Я обожаю подавать на стол. Здесь застаешь своих хозяев во всей неприбранности их внутренней жизни. Вначале они держатся осторожно наблюдают друг за другом, но постепенно раскрываются, показываются, каковы они без румян и вуалей, забывая, что вокруг них кто-то ходит, слушает, замечает их недостатки, их нравственные уродства, их тайные язвы, — все, что порядочные люди считают непристойным и позорным. Собрать все эти доказательства, разнести их по клеткам, приклеить к ним ярлычки, в ожидании, пока представится случай сделать из них ужасное оружие, в день страшного расчета, — это самое веселое в нашей профессии и самая драгоценная месть за все наши унижения.
Служба не из веселых. Кроме меня — еще две прислуги, кухарка, которая постоянно хмурится, и садовник — кучер, который никогда не говорит ни слова. Кухарку зовут Марианна, садовника — Жозеф… Настоящая деревня… И при этом — дубье!.. Она, толстая обрюзглая женщина; вокруг шеи обматывает грязную косынку, похожую на тряпку, которой вытирает кастрюли; носит синюю бумазейную кофту, всю в сальных пятнах, еле прикрывающую громадную безобразную грудь: из-под короткой юбки видны толстые ноги в серых шерстяных чулках.

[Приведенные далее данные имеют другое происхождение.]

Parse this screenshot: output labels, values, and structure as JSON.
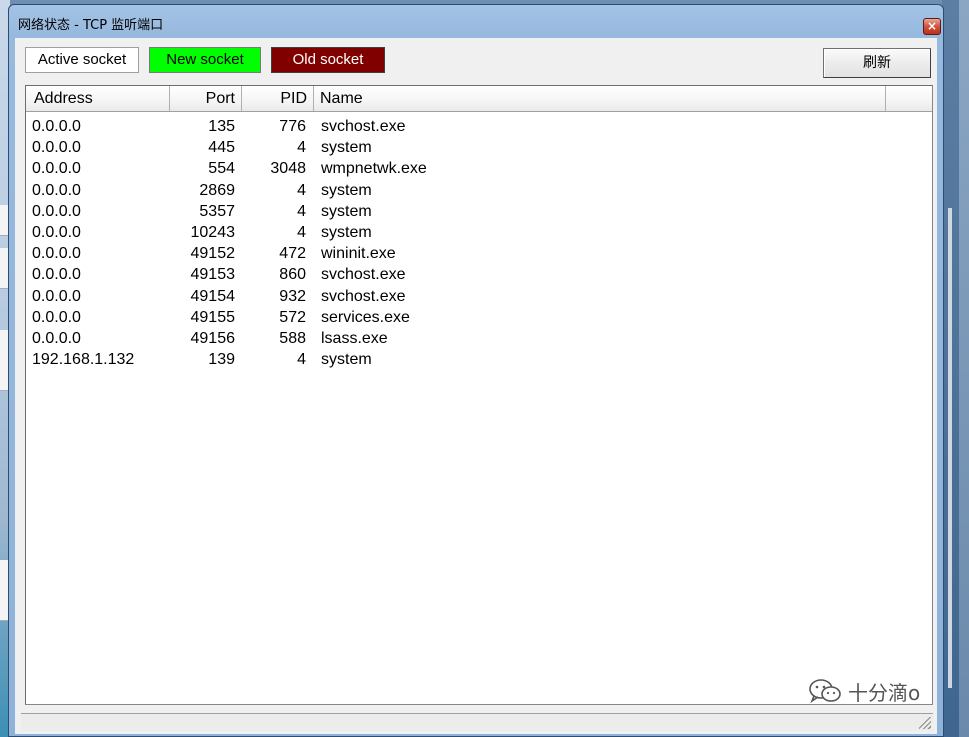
{
  "window": {
    "title": "网络状态 - TCP 监听端口",
    "close_label": "×"
  },
  "toolbar": {
    "active_socket_label": "Active socket",
    "new_socket_label": "New socket",
    "old_socket_label": "Old socket",
    "refresh_label": "刷新",
    "colors": {
      "active": "#ffffff",
      "new": "#00ff00",
      "old": "#800000"
    }
  },
  "table": {
    "columns": [
      "Address",
      "Port",
      "PID",
      "Name"
    ],
    "rows": [
      {
        "address": "0.0.0.0",
        "port": "135",
        "pid": "776",
        "name": "svchost.exe"
      },
      {
        "address": "0.0.0.0",
        "port": "445",
        "pid": "4",
        "name": "system"
      },
      {
        "address": "0.0.0.0",
        "port": "554",
        "pid": "3048",
        "name": "wmpnetwk.exe"
      },
      {
        "address": "0.0.0.0",
        "port": "2869",
        "pid": "4",
        "name": "system"
      },
      {
        "address": "0.0.0.0",
        "port": "5357",
        "pid": "4",
        "name": "system"
      },
      {
        "address": "0.0.0.0",
        "port": "10243",
        "pid": "4",
        "name": "system"
      },
      {
        "address": "0.0.0.0",
        "port": "49152",
        "pid": "472",
        "name": "wininit.exe"
      },
      {
        "address": "0.0.0.0",
        "port": "49153",
        "pid": "860",
        "name": "svchost.exe"
      },
      {
        "address": "0.0.0.0",
        "port": "49154",
        "pid": "932",
        "name": "svchost.exe"
      },
      {
        "address": "0.0.0.0",
        "port": "49155",
        "pid": "572",
        "name": "services.exe"
      },
      {
        "address": "0.0.0.0",
        "port": "49156",
        "pid": "588",
        "name": "lsass.exe"
      },
      {
        "address": "192.168.1.132",
        "port": "139",
        "pid": "4",
        "name": "system"
      }
    ]
  },
  "watermark": {
    "text": "十分滴o",
    "icon": "wechat-icon"
  }
}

Он, — в рубашке, фартуке и деревянных башмаках, сухой, бритый, нервный, с огромным до ушей ртом, крадущейся походкой, угрюмыми движениями пономаря… Таковы оба мои компаньона…
Прислуге не полагается отдельной столовой; мы обедаем в кухне, за тем: самым столом, где днем кухарка стряпает, режет мясо, потрошит рыбу, чистит овощи своими толстыми круглыми пальцами, похожими на кровяные сосиски… Ну, могу сказать!.. Это даже не совсем прилично… Благодаря плите, атмосфера в комнате удушающая… Носится запах перегорелого жира, прогорклого соуса, затверделого сала… В то время, как мы едим, в печи кипит собачья похлебка, распространяющая страшную вонь, от которой подымается кашель… Прямо тошнит!.. В тюрьмах больше заботятся о заключенных и собаке лучше в ее конуре…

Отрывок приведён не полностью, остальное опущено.